The long standing crisis re-erupted in late August when Myanmar’s military launched a brutal counter-insurgency after militants attacked security bases in Rakhine state, leading to the mass exodus of over 600,000 Rohingya people. United Nations (UN) officials have condemned the situation as a ‘textbook example of ethnic cleansing’, but the Myanmar government and military continue to deny all allegations of persecution in Rakhine.

Given its burgeoning relations with Bangladesh and well established ‘friendship’ with Myanmar, China has maintained support for both governments throughout the crisis. In late September, China and Russia supported Myanmar in the United Nations Security Council’s (UNSC) first meeting on the issue in eight years.

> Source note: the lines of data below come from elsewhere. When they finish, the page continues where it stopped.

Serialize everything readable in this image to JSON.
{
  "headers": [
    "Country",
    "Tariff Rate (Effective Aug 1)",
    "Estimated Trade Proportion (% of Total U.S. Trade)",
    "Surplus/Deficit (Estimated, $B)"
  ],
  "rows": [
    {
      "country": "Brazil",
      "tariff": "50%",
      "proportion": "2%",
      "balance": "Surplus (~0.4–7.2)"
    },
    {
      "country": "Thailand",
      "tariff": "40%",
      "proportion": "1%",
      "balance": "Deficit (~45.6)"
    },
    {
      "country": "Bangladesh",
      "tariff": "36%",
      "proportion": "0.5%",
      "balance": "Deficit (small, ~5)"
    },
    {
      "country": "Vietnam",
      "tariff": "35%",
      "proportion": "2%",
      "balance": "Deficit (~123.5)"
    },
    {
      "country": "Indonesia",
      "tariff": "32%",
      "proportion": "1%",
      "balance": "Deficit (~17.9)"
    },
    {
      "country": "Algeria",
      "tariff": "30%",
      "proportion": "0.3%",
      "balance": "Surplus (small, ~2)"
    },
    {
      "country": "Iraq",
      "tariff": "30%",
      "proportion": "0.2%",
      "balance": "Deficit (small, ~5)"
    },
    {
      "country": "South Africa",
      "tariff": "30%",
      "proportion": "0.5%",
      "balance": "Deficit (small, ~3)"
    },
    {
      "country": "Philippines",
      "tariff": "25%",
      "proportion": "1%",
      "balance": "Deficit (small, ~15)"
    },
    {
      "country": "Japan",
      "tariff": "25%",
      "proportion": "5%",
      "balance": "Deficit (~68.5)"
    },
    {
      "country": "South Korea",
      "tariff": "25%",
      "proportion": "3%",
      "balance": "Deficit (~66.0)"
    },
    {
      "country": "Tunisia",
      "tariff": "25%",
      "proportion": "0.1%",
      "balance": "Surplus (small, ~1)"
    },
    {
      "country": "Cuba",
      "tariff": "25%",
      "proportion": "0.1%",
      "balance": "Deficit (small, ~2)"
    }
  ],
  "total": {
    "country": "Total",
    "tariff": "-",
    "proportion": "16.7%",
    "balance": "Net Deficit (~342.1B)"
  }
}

China has consistently argued against condemnation or sanctions of Myanmar at the UN because of its important relationship with the state, and also its (arguably selective) commitment to non-interventionist foreign policy.

Guo Yezhou, Deputy Head of the CCP’s international department, stated China would not intervene in this crisis because, ‘Based on experience, you can see recently the consequences when one country interferes in another. We won’t do it’.

Now China is asking the international community and the UNSC to support both states ‘to create the necessary conditions and a good environment’ for the plan to succeed. ‘Actions in the UNSC must help Bangladesh-Myanmar bilateral cooperation to resolve the problem peacefully’, Wang Yi asserted.

Significantly, on 28 September, China delivered 150 tons of aid, including 2,000 relief tents and 3,000 blankets, to Rohingya refugees in Bangladesh. In line with their support for the Myanmar government, however, the Chinese embassy in Bangladesh said the aid was for the ‘displaced people in the Myanmar-Bangladesh border area’, rather than referring to the ‘Rohingya’ directly—a term the Myanmar government refuses to recognise.

China has a vested interest in Myanmar’s stability and Beijing has repeatedly emphasised the need for peace. Long running civil wars in the border states of Shan and Kachin have periodically led to large influxes of refugees spilling into neighbouring Yunnan province. Further, China has extensive investments in Myanmar, with business interests in timber, gold, and jade as well as billions of dollars in infrastructure projects, such as major oil pipelines, dams and other energy resources. Stability would not only grant China more unfettered access to Myanmar’s markets, but more significantly, the most direct land route to India runs through Kachin State. Connecting the two economies by road has been flagged as a ‘Belt and Road Initiative’ project. Steve Naw Aung, General Secretary for the Kachin Development Networking Group, has lamented ‘They just want peace so they can happily run their businesses’.

Further, as the United States under Trump pulls back from over six years of heavy engagement in Myanmar, China is able to play an even more dominant role. Aung San Suu Kyi is also increasingly relying on China rather than the US on the international stage, stating on a trip to China last year: ‘I do believe that as a good neighbour China will do everything possible to promote our peace process’.

China’s objectives as peacemaker in the Rohingya crisis are hardly humanitarian. Returning the refugees to Myanmar with no international oversight in the name of stability is dangerous, irresponsible and unrealistic. China’s interest in maintaining friendly relations with Bangladesh and Myanmar will inevitably see China continue to play a non-interventionist role, positioning itself as chief mediator between the two states.

Clare O’Meara is the China Fellow at Young Australians in International Affairs.